SIGHTINGS


 
School Children Will Help
Drive Next Mars Rover
www.foxnews.com
5-6-99
 
 
 
WASHINGTON - A new U.S. mission to Mars will let school children help operate a robotic rover as it rolls over the red Martian surface, former astronaut John Glenn announced Thursday.
 
The Mars Surveyor 2001 mission, set to launch in 2001, will allow student "astronauts,'' living in a simulated Mars base on Earth, to assist in manipulating the rover on Mars, according to Glenn, a former senator.
 
"For the first time, students will participate in controlling a vehicle on another world,'' Glenn said in announcing the Red Rover Goes To Mars project at the National Air and Space Museum.
 
Glenn was standing steps away from the Friendship 7 space capsule he rode into orbit in 1962 as a Mercury astronaut in the early days of the U.S. space program. He returned to space flight last year aboard shuttle Discovery at the age of 77.
 
"Perhaps one day a student selected for the Red Rover Goes To Mars project will become one of the first astronauts to actually land on Mars itself,'' Glenn said.
 
The Red Rover project will pick students aged 11 to 17 from around the world, starting with an essay contest to be announced this October, Glenn said.
 
As many as 100 students may ultimately be chosen for the project, depending on mission constraints, according to a spokeswoman for the Planetary Society, a space-boosting organization that is supporting the venture.
 
Some will be student "astronauts,'' working side-by-side with scientists who use computers to control the rover.
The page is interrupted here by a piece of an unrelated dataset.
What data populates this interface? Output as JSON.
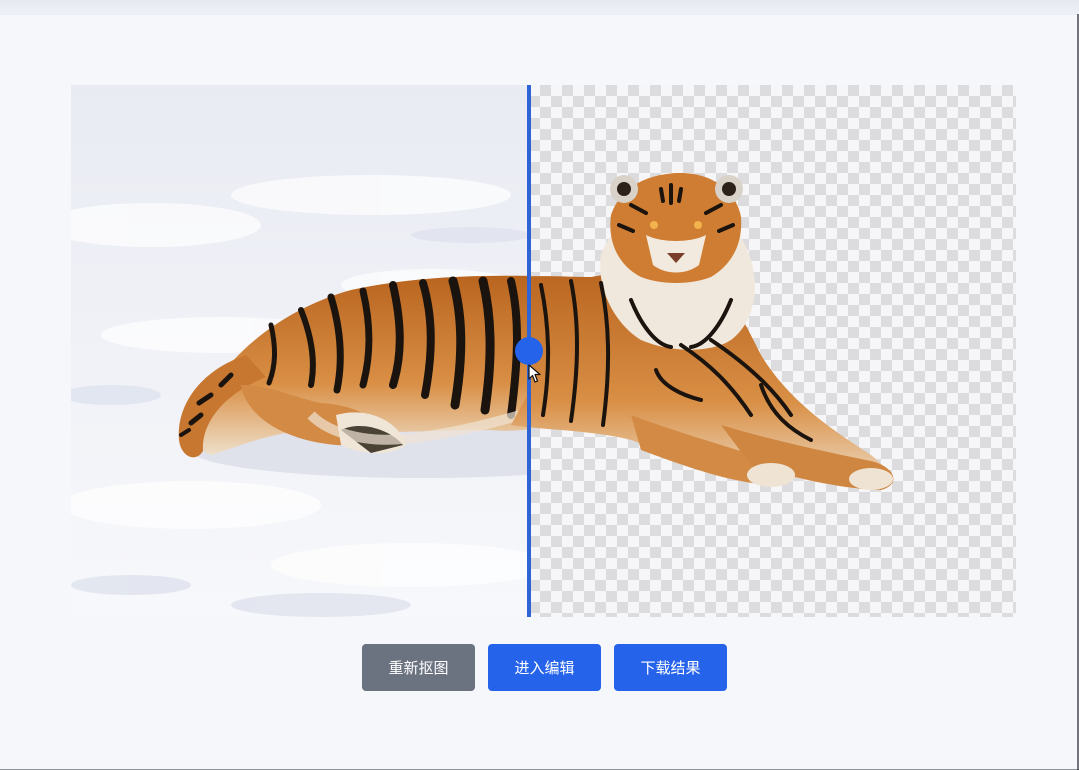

Others will be student scientists who will assist members of the Mars Surveyor 2001 science teams, Glenn said.
 
"You're going to actually get a chance to actually drive flight hardware on another planet,'' said Bill Nye, a children's science show host on U.S. public television and a member of Planetary Society's board, who was also present for the announcement.
 
Nye said students will also be able to compete to create a tiny "nano-experiment,'' about the size of a pea and weighing only a few ounces (grams) to be affixed to the rover.
 
Through the Internet, students around the world will be able to replicate the experiments of the student astronauts, using miniature robotic rovers that they construct themselves.
 
The rover, to be called the Marie Curie, will be the same type of vehicle as Sojourner, the boxy rolling robot deployed on Mars in 1997.
 
The Mars Surveyor 2001 mission will be run by the National Aeronautics and Space Administration and the Jet Propulsion Laboratory, and the Red Rover Goes To Mars plan is a project of the Planetary Society and the Lego company.
 
The project is an outgrowth of an existing program called Red Rover, Red Rover " the name of an American children's game " in which students at 400 schools and science centers around the world can use Internet-linked computers to "tele-operate'' robotic rovers on Earth.